Sails.js (or Sails) is a model-view-controller (MVC) web application framework developed atop the Node.js environment released as free and open-source software under the MIT license. It is designed to make it easy to build custom, enterprise-grade Node.js web applications, and APIs. Emulating the MVC architecture of other frameworks, like Ruby on Rails, offers a similar pattern and familiarity, reducing the cognitive burden when switching between other frameworks/languages.
Following are the features of Sails:
- Any database: Sails bundles a powerful ORM, Waterline, which provides a simple data access layer that just works, no matter what database you’re using. In addition to a plethora of community projects, officially supported adapters exist for MySQL, MongoDB, PostgreSQL, Redis, and local disk.
- Powerful associations: Sails offers a new take on the familiar relational model, aimed at making data modeling more practical. You can do all the same things you might be used to (one-to-many, many-to-many), but you can also assign multiple named associations per model (for instance, a cake might have two collections of people: “havers” and “eaters”). Better yet, you can assign different models to different databases, and your associations/joins will still work – even across NoSQL and relational boundaries. Sails has no problem implicitly/automatically joining a MySQL table with a Mongo collection and vice versa.
- Auto-generate REST APIs: Sails comes with blueprints that help jumpstart your app’s backend without writing any code. Just run sails generate API dentist and you’ll get an API that lets you search, paginate, sort, filter, create, destroy, update, and associate dentists. Since these blueprint actions are built on the same underlying technology as Sails, they also work with Websockets and any supported database out of the box.
- Support WebSockets with no additional code: In the past, adding a real-time/”comet” feature meant maintaining two separate code bases. But since the request interpreter in Sails translates incoming socket messages for you, they’re automatically compatible with every route in your Sails app, as well as any existing Express routes/middleware. Normalization of parameters, the session, and the streaming interface are all taken care of.
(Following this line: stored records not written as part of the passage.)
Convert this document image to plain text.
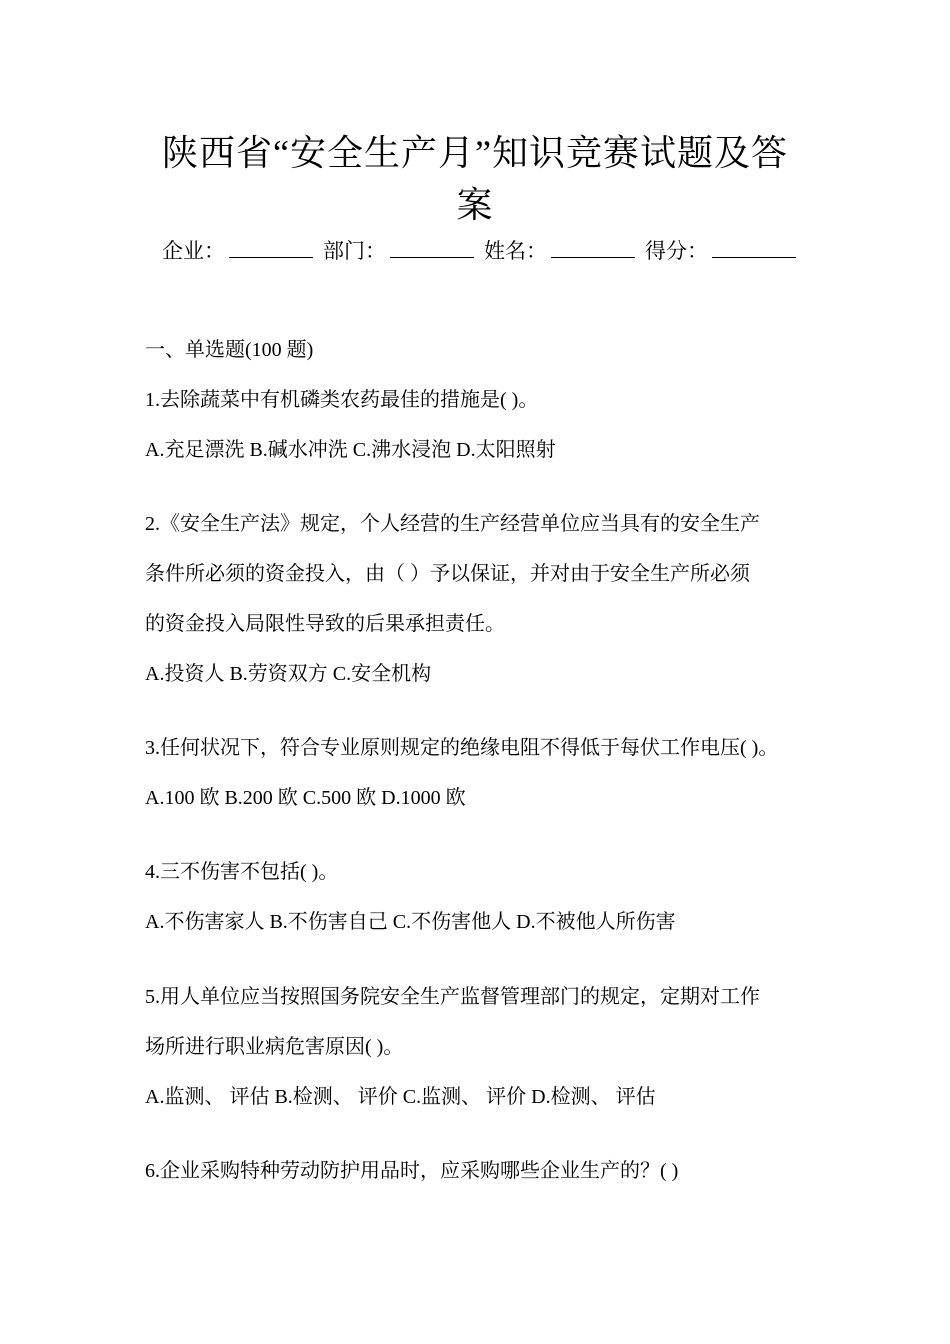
陕西省“安全生产月”知识竞赛试题及答
案
企业：	部门：	姓名：	得分：
一、单选题(100 题)
1.去除蔬菜中有机磷类农药最佳的措施是( )。
A.充足漂洗 B.碱水冲洗 C.沸水浸泡 D.太阳照射
2.《安全生产法》规定，个人经营的生产经营单位应当具有的安全生产
条件所必须的资金投入，由（ ）予以保证，并对由于安全生产所必须
的资金投入局限性导致的后果承担责任。
A.投资人 B.劳资双方 C.安全机构
3.任何状况下，符合专业原则规定的绝缘电阻不得低于每伏工作电压( )。
A.100 欧 B.200 欧 C.500 欧 D.1000 欧
4.三不伤害不包括( )。
A.不伤害家人 B.不伤害自己 C.不伤害他人 D.不被他人所伤害
5.用人单位应当按照国务院安全生产监督管理部门的规定，定期对工作
场所进行职业病危害原因( )。
A.监测、 评估 B.检测、 评价 C.监测、 评价 D.检测、 评估
6.企业采购特种劳动防护用品时，应采购哪些企业生产的？( )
In other words, the code you write works with WebSockets and HTTP, without any extra work.
- Declarative, reusable security policies: Sails provide basic security and role-based access control by default in the form of policies – simple, reusable middleware functions that run before your controllers and actions. Writing policies encourage encapsulation, which dramatically simplifies your business logic and reduces the total amount of code you need to write. Policies are interchangeable with Express/Connect middleware, which means you can plug in popular npm modules like Passport. Finally, like most things in Sails, your policies work for both WebSockets and HTTP automatically.
- Front-End agnostic: While the promise of “one language/framework to rule them all” is certainly enticing, it isn’t always realistic. Sails is compatible with any front-end strategy; whether it’s Angular, Backbone, iOS/ObjC, Android/Java, Windows Phone, or something else that hasn’t been invented yet. Plus, it’s easy to serve up the same API to be consumed by another web service or community of developers.
- Flexible asset pipeline: Sails ships with Grunt- which means your entire front-end asset workflow is completely customizable and comes with support for all the great Grunt modules which are already out there. That includes support for LESS, SASS, Stylus, CoffeeScript, JST, Jade, Handlebars, Dust, and many more. When you’re ready to go into production, your assets are minified and gzipped automatically. You can even compile your static assets and push them out to a CDN like CloudFront to make your app load even faster.